Kerri2492117 Kerri2492117 5 years
So there is nothing wrong with me if I stay with him/her? I am just all over the place emotionally! The positive feedback is helping alot I appreciate it I really do love him/her so much my life without him/her is horrible to even think about why can't life be more simple? I will check out that NPR story though thank you
henna-red henna-red 5 years
This kind of transition is incredibly hard, for everyone involved. Not only should he seek therapy to help him with the transition, but you should also, to help you understand your own emotions, and to help yourself discover whether you can stay in this relationship and be with him as he becomes her. There's nothing wrong with you if you can't. Your love wants to change something that is significant to who he is. You've been dating someone, loving someone who now says they are someone else. And I'm afraid that for the majority of the population, the organs that go along with the person matter.
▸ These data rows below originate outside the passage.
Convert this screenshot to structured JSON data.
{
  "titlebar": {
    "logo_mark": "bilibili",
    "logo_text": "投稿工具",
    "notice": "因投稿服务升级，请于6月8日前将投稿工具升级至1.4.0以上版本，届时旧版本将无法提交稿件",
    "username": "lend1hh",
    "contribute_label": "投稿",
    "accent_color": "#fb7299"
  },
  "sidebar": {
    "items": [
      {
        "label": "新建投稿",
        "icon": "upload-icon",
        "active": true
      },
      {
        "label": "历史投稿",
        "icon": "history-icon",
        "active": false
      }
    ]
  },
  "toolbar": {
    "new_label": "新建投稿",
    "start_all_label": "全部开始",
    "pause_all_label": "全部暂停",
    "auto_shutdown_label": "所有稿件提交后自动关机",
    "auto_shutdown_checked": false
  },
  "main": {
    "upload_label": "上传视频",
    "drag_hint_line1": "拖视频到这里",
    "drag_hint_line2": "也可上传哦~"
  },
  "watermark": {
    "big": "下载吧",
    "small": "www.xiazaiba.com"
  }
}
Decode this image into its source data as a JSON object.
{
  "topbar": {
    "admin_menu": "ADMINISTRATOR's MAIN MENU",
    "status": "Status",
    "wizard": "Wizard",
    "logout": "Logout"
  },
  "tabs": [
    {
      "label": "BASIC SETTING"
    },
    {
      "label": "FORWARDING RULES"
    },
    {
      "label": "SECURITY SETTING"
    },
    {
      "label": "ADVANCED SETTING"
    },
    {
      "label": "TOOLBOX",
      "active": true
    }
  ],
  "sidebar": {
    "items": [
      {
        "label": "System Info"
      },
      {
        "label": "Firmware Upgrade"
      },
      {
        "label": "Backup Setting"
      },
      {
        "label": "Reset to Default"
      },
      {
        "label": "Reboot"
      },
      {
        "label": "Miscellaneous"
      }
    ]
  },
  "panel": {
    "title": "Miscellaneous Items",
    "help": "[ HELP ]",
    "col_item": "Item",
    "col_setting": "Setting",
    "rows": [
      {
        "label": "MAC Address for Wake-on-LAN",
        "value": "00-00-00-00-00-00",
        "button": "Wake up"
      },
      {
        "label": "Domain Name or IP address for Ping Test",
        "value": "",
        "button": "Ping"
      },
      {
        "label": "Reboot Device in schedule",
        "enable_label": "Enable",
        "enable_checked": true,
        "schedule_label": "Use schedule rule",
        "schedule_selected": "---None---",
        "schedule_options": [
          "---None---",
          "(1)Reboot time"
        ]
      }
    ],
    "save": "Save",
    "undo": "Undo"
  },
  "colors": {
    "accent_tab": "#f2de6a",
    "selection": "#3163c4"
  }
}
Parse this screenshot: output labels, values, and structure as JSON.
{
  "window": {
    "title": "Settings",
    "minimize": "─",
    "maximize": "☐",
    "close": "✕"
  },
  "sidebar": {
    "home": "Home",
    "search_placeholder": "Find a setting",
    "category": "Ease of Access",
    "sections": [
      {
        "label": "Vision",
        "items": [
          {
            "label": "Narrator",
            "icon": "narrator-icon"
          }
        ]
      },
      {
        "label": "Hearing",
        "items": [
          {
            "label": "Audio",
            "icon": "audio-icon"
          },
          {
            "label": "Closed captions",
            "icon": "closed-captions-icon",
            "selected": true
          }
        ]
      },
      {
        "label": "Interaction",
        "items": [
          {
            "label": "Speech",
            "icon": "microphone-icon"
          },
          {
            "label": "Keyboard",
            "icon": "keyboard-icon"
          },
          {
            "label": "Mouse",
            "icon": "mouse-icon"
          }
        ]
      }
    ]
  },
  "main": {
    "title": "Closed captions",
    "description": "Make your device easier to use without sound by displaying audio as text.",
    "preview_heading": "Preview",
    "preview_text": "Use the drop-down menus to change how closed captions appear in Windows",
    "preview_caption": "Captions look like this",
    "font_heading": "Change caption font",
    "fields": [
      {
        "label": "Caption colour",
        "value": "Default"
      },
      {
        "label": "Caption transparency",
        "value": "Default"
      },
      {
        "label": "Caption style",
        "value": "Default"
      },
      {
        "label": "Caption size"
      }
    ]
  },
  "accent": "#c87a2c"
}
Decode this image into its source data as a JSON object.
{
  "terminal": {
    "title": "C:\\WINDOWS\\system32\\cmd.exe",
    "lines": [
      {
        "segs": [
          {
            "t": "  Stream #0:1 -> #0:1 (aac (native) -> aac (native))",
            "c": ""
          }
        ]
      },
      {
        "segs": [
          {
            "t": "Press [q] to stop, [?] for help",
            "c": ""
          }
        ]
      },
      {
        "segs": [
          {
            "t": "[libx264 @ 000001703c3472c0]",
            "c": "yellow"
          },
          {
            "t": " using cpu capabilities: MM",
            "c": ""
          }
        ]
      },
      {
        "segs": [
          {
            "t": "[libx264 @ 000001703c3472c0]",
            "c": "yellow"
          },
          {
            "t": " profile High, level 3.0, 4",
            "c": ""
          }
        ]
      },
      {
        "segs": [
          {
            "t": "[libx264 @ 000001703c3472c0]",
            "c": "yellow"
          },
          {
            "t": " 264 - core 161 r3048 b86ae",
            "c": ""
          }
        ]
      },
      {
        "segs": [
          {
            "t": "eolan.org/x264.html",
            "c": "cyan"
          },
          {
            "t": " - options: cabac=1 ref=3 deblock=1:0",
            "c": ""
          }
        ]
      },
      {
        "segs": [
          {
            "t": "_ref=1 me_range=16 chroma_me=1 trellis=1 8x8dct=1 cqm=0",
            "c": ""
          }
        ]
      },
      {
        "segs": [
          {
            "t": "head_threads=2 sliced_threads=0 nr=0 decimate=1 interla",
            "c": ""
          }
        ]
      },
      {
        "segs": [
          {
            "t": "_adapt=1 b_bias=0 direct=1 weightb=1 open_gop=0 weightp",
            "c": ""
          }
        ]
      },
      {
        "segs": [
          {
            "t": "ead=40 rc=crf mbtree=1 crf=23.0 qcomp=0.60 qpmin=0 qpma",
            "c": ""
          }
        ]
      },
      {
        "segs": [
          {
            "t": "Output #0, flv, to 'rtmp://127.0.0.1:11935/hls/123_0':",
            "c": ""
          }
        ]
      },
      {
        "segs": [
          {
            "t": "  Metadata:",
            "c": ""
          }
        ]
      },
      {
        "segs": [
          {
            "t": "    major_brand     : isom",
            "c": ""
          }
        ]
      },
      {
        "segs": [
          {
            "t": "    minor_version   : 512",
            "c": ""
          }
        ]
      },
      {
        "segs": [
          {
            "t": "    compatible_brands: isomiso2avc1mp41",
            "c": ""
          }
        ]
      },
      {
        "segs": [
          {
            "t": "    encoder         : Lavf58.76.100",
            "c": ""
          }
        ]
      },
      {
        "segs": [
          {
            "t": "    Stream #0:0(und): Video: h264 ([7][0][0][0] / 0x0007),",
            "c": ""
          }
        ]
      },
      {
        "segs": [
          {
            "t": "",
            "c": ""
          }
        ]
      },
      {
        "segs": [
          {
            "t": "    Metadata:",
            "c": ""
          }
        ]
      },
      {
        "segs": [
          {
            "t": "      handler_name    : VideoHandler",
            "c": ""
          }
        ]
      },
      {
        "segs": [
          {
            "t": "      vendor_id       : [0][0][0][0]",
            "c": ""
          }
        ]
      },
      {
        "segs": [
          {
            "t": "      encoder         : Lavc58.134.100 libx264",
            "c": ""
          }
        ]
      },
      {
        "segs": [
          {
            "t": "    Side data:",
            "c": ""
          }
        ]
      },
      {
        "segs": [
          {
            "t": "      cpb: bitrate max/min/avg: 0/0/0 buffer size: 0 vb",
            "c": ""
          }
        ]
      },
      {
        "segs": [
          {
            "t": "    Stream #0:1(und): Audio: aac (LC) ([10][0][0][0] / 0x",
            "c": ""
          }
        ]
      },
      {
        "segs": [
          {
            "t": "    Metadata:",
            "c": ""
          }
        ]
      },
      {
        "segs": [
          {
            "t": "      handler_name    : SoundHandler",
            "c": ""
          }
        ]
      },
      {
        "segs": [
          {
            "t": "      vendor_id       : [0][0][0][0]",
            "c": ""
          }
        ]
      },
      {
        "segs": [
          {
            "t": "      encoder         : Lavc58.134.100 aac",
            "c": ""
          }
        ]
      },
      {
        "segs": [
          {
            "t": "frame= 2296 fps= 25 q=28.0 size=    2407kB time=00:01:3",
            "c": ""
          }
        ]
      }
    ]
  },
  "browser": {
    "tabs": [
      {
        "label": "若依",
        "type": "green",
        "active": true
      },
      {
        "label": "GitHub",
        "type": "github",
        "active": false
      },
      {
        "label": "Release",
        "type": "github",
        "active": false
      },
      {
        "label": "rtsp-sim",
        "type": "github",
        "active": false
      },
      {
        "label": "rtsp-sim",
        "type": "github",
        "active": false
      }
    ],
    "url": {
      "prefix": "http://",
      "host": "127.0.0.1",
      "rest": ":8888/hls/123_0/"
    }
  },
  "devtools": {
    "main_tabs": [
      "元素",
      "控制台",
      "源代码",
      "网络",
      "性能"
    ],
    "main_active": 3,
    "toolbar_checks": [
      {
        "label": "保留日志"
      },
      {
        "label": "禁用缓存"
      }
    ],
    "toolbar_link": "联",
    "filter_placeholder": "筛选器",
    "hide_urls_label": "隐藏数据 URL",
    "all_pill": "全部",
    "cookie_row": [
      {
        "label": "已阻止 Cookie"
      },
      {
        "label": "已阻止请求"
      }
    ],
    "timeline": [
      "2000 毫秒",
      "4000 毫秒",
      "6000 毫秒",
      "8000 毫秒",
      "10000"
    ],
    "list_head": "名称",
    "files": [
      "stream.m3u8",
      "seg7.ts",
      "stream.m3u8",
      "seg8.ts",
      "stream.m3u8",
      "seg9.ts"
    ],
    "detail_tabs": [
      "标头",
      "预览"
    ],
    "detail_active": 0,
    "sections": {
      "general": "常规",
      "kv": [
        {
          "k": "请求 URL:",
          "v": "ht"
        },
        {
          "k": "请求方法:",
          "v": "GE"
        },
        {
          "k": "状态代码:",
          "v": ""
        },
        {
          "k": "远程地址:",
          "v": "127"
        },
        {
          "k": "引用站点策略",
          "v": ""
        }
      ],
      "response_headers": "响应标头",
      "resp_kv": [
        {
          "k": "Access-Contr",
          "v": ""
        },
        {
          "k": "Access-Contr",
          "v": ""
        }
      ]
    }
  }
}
It's incredible for the couple that can see and get past that, but if you can't, then you need to know that asap, and so does your lover. I read that NPR story when it came out. I love it. And there are definately couples who have stayed together and thrived through this change, as well as families with kids. But it's not wrong, or weak, or bad if you can't, or don't want to go through this. Find a therapist, one who specializes in this issue for significant others of transitioning partners. And don't judge yourself, one way or another on the outcome. This kind of change is change for everyone involved in the person's life, and it affects everyone differently. There are emotions of loss, of grief, a lack of understanding how this person you know so well can be and want to be someone else. Talk to a therapist. Luck and love to you and to your boyfriend. I wish you the very best, no matter what that turns out to be.
BiWife BiWife 5 years
true love loves the person, not the organs that go along with them. However, during any transitioning there can be some personality changes. He should definitely seek some therapy, the process of transitioning is very complex and complicated. Contact your local pride center or other lgbt resource so you can connect with support groups, therapists, doctors/specialists/surgeons/etc. As long as you are committed to the person, you can potentially remain together despite a sex change. NPR has a great story:
pax4pax pax4pax 5 years
Tell him to keep an open mind and try some professional therapy.